Last season, despite predictions Formula 1 could have 20 similar looking cars on the grid as the sport introduced ground effect aerodynamic cars, the teams surprised many especially when it came to the sidepods.
While Red Bull went with an undercut to channel airflow, Ferrari opted for baby baths and Mercedes went with no sidepods at all. As for Aston Martin, they swapped to the Red Bull philosophy at the Spanish Grand Prix.
This season has seen more teams move towards the Red Bull design, after all they did claim the 2022 championship double having won 17 of the 22 races.
Mercedes and Ferrari, however, stayed true to their own concepts. But the results suggest that has been to their detriment.
While Red Bull have raced to five wins in five races, Aston Martin, with their ‘third’ Red Bull as Christian Horner and Helmut Marko put it, are second in the championship with four podiums.
That’s double the number claimed by Mercedes and Ferrari combined leading to speculation that the former champions are set to ditch their current concepts and go down the Red Bull route.
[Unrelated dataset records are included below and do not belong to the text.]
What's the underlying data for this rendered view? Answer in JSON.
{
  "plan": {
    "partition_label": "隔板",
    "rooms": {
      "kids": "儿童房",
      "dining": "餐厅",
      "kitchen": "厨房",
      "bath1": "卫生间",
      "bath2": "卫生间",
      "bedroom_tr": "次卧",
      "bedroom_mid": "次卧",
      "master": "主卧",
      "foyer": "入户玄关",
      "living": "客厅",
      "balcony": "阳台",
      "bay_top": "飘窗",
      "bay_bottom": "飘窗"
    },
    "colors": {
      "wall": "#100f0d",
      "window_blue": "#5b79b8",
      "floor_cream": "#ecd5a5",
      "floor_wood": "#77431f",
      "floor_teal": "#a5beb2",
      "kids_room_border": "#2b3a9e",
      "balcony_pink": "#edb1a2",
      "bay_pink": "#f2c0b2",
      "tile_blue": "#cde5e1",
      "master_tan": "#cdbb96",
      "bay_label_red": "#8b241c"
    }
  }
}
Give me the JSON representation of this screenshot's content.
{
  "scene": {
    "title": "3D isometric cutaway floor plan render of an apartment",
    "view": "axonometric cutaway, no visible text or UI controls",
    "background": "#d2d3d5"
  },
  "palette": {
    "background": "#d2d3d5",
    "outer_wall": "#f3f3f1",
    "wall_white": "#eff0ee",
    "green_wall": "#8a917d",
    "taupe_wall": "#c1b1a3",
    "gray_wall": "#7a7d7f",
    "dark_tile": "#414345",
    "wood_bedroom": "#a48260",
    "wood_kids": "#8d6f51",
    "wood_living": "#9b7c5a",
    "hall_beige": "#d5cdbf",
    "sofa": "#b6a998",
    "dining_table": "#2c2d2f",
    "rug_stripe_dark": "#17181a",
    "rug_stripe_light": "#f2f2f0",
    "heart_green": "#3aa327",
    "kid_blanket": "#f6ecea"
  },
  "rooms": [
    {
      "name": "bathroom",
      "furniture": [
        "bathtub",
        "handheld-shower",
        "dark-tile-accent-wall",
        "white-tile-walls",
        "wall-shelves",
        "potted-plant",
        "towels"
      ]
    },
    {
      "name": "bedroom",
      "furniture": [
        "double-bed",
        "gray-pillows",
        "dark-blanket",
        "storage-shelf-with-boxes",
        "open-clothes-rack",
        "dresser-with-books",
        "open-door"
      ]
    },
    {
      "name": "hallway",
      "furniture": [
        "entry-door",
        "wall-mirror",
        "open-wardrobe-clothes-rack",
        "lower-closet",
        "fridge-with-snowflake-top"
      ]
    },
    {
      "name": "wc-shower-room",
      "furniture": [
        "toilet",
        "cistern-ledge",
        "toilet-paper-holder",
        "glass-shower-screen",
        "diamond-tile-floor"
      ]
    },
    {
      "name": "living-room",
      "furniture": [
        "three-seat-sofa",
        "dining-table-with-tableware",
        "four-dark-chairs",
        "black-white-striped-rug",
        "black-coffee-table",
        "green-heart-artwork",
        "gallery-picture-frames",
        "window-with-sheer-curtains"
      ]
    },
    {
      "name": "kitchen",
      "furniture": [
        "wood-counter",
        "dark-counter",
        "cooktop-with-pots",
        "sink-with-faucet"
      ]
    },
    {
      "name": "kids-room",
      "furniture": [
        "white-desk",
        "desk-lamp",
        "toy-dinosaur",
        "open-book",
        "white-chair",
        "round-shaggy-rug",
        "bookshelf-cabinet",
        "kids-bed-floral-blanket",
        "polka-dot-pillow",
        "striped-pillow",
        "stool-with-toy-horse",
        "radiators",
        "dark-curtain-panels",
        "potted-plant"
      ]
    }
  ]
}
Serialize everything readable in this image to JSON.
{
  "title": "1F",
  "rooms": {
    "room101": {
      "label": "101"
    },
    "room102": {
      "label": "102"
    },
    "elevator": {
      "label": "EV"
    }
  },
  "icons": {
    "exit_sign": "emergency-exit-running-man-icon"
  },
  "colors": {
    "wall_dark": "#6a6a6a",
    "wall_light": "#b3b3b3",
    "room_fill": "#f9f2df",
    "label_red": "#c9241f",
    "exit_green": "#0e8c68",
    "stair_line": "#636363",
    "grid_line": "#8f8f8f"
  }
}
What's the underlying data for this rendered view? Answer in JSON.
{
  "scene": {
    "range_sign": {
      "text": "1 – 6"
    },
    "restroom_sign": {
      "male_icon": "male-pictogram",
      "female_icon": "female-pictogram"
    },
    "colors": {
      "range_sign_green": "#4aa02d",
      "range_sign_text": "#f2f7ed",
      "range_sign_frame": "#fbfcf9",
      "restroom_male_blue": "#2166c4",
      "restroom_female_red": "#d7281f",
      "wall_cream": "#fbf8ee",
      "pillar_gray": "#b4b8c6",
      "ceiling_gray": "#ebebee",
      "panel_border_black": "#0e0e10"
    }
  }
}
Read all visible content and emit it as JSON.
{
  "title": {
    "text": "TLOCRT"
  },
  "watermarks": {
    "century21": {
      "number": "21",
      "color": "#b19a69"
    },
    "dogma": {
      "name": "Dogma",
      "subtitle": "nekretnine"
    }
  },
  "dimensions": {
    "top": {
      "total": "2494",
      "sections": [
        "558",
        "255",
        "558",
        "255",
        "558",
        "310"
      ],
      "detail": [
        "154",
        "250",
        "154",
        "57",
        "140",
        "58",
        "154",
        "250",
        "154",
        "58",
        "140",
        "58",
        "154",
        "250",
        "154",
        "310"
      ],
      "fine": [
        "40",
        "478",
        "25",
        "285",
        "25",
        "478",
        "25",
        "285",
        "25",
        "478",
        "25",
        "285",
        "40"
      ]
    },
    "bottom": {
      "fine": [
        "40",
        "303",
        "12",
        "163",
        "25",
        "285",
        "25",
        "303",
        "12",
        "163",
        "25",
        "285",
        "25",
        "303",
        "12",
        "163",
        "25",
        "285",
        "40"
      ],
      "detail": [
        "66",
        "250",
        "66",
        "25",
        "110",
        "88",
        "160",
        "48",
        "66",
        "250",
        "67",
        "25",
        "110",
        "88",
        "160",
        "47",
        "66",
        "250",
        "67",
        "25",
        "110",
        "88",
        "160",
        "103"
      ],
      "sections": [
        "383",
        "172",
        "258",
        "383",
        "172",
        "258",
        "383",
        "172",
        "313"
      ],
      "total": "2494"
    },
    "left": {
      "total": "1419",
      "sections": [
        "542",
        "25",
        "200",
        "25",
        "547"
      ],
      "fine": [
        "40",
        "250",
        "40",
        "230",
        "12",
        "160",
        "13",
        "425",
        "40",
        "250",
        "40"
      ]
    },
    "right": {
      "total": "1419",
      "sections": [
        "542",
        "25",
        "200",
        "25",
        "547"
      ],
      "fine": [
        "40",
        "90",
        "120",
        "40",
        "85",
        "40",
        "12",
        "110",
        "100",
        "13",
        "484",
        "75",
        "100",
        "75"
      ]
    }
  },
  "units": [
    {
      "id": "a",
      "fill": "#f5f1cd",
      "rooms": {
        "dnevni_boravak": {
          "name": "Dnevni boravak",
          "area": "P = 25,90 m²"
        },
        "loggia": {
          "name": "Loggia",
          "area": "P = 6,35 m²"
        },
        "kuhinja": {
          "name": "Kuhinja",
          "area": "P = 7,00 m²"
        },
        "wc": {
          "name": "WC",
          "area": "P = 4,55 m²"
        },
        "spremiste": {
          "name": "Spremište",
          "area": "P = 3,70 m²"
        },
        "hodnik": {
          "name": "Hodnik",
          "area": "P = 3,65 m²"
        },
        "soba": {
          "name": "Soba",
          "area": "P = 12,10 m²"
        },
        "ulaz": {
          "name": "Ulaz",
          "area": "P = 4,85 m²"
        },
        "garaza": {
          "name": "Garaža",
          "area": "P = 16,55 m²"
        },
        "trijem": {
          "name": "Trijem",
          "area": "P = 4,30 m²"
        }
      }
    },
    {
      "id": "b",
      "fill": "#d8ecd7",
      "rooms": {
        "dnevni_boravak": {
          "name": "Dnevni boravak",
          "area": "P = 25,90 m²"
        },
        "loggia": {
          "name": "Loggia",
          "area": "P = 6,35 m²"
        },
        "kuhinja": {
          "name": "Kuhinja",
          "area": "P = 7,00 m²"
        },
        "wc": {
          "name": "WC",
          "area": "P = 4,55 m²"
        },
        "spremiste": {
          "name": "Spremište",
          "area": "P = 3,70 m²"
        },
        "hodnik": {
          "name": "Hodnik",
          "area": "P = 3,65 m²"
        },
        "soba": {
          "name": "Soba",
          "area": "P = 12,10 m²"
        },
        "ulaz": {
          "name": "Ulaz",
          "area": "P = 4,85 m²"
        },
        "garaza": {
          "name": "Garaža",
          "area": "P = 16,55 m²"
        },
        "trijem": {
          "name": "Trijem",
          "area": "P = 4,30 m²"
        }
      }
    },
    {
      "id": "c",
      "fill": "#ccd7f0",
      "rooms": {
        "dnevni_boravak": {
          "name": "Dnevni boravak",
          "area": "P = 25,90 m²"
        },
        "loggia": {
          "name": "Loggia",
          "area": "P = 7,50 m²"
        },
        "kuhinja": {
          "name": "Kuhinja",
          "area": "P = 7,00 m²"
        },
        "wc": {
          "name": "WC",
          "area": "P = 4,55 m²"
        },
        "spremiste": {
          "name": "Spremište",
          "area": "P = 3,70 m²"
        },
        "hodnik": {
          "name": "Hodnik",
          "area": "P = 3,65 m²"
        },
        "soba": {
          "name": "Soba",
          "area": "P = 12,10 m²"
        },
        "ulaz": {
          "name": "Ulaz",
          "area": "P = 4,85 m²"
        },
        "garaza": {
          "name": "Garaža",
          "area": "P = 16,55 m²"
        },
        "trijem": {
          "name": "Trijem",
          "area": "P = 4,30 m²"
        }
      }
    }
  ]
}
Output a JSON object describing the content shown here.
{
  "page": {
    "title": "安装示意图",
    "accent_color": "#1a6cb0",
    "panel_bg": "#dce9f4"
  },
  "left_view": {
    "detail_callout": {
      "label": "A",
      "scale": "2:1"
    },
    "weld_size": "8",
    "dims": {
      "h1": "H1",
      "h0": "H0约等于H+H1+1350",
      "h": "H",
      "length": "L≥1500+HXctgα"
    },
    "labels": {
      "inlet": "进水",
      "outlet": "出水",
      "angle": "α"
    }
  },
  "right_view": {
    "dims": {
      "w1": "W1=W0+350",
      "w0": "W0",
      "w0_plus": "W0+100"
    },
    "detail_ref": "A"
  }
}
Although Ferrari have downplayed those reports, Mercedes are expected to unveil their new look at the next race, the Monaco Grand Prix.
But while Fallows has warned the Brackley squad that changing the design philosophy is a “very difficult” shift, he says it’s best to do it sooner rather than later.
“Once you’ve gone down the route of an aerodynamic concept particularly, it’s very difficult to shift fundamentally,” he said as per The Race.
“And also, you have to really believe that that’s the right thing to do.
“There are conceptual differences between us and Ferrari, for example, and Mercedes and we’re actually very similar in pace at the moment.
“So, I think it would be difficult for either of those teams to say that they’ve gone either in the wrong direction or they don’t want to change.
“It’ll be interesting to see whether anybody does shift it, but the longer time goes on, the harder that is to do.”
Last season Aston Martin showed what could be done by gambling on a new concept.
The team introduced a B-spec ‘green Red Bull’ at the Spanish Grand Prix and, having scored just six points in the first five races with the old-spec car, increased their tally to 55 by the end of the season.
This year, continuing with the Red Bull-esque look, Aston Martin already have 102 points and sit ahead of Mercedes and Ferrari in the standings.